Auch wenn Biden betonte, dass es bei AUKUS darum gehe, „in unsere größte Quelle der Kraft – unsere Bündnisse – zu investieren“, wurde Frankreich, Amerikas ältester Verbündeter, in den Rücken gestoßen, wie es Außenminister Jean-Yves Le Drian ausdrückte.
Le Drian hatte den Verbündeten „Lüge, Doppelzüngigkeit, einen schweren Vertrauensbruch und Geringschätzung“ vorgeworfen. Er hatte außerdem die Botschafter aus Washington und Canberra zu Beratungen nach Paris einbestellt, eine ungewöhnlich scharfe diplomatische Geste.
Joe Biden hat mittlerweile in einem Telefongespräch die Wogen mit Präsident Macron geglättet. Sie werden sich im Oktober persönlich in Europa treffen.
Berlin befürwortete das direkte Gespräch zwischen Biden und Macron. „Bei allem Verständnis für die französische Position ist es sicher gut und sehr zu begrüßen, dass es heißt, es werde bald Gespräche zwischen Frankreich und den USA (…) geben“, sagte Regierungssprecher Steffen Seibert.
Der britische Premierminister Boris Johnson sprach von der „unauslöschlichen Liebe“ seines Landes zu Frankreich und Australiens Vize-Premierminister Barnaby Joyce erinnerte an die australischen Soldaten, die in beiden Weltkriegen auf der Seite Frankreichs gekämpft hätten.
ThyssenKrupp betroffen
Von dem geplatzten U-Boot-Geschäft zwischen Frankreich und Australien ist nach Angaben aus dem Europaparlament auch eine Tochter des deutschen Rüstungskonzerns ThyssenKrupp betroffen.
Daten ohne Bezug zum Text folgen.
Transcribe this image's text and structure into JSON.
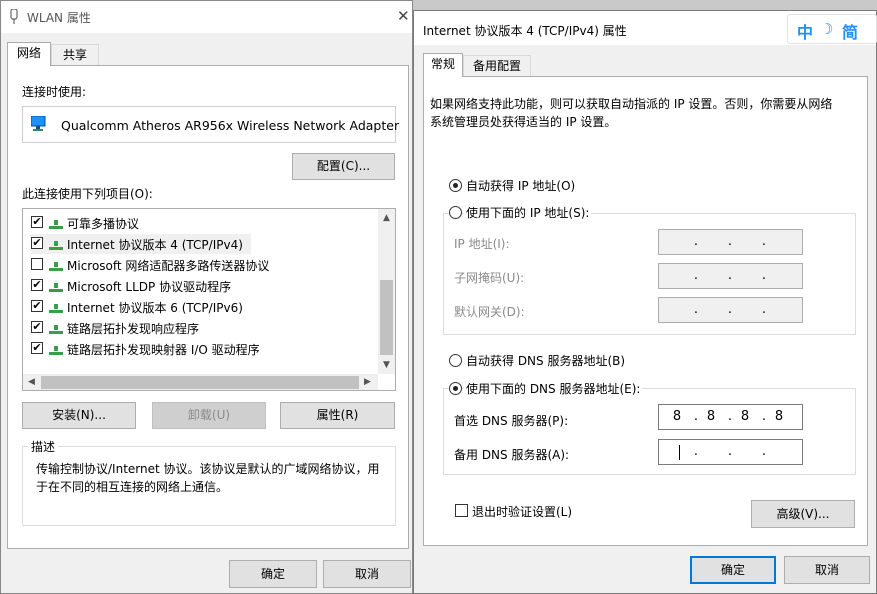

Der Vorsitzende des Ausschusses für internationale Handelspolitik Bernd Lange (SPD) sagte, die Aufkündigung des milliardenschweren Deals habe „Konsequenzen für das deutsche Unternehmen Atlas Elektronik“.
Die ThyssenKrupp-Tochter Atlas Elektronik mit Hauptsitz in Bremen sollte Sonartechnik für die U-Boote liefern. Das geplatzte Geschäft sei deshalb „nicht nur eine sicherheitspolitische Frage, sondern auch eine industriepolitische“. Wegen des Vertragsbruchs werden für Australien nun gegebenenfalls Konventionalstrafen fällig.
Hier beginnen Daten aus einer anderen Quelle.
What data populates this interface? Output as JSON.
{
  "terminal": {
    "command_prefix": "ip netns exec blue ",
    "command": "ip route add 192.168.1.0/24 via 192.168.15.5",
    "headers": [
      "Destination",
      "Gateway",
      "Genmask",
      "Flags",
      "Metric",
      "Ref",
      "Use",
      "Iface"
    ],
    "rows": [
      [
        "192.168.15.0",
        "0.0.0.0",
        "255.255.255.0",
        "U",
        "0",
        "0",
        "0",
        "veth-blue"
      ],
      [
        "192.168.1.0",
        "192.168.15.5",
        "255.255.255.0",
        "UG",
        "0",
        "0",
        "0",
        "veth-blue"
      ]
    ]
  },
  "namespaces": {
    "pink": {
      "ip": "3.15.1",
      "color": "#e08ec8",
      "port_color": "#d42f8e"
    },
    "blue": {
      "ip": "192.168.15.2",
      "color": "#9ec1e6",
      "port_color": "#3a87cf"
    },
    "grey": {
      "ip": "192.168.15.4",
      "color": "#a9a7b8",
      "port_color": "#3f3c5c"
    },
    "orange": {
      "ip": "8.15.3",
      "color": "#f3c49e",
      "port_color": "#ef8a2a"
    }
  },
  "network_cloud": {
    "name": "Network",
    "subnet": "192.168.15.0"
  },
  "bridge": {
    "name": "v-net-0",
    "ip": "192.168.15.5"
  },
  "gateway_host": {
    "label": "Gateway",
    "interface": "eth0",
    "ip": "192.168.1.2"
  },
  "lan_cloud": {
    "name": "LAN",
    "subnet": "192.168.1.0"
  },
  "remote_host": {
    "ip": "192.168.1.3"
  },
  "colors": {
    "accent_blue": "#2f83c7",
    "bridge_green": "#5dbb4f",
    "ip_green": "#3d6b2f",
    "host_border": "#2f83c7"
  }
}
Lange fürchtet darüber hinaus Auswirkungen für das geplante Freihandelsabkommen zwischen der EU und Australien. In Frankreich finden im April Präsidentschaftswahlen statt. Ob sich wegen des geplatzten U-Boot-Geschäfts die für Oktober geplante nächste Runde der Freihandelsgespräche mit Australien halten lässt, prüft die EU-Kommission nach eigenen Angaben noch.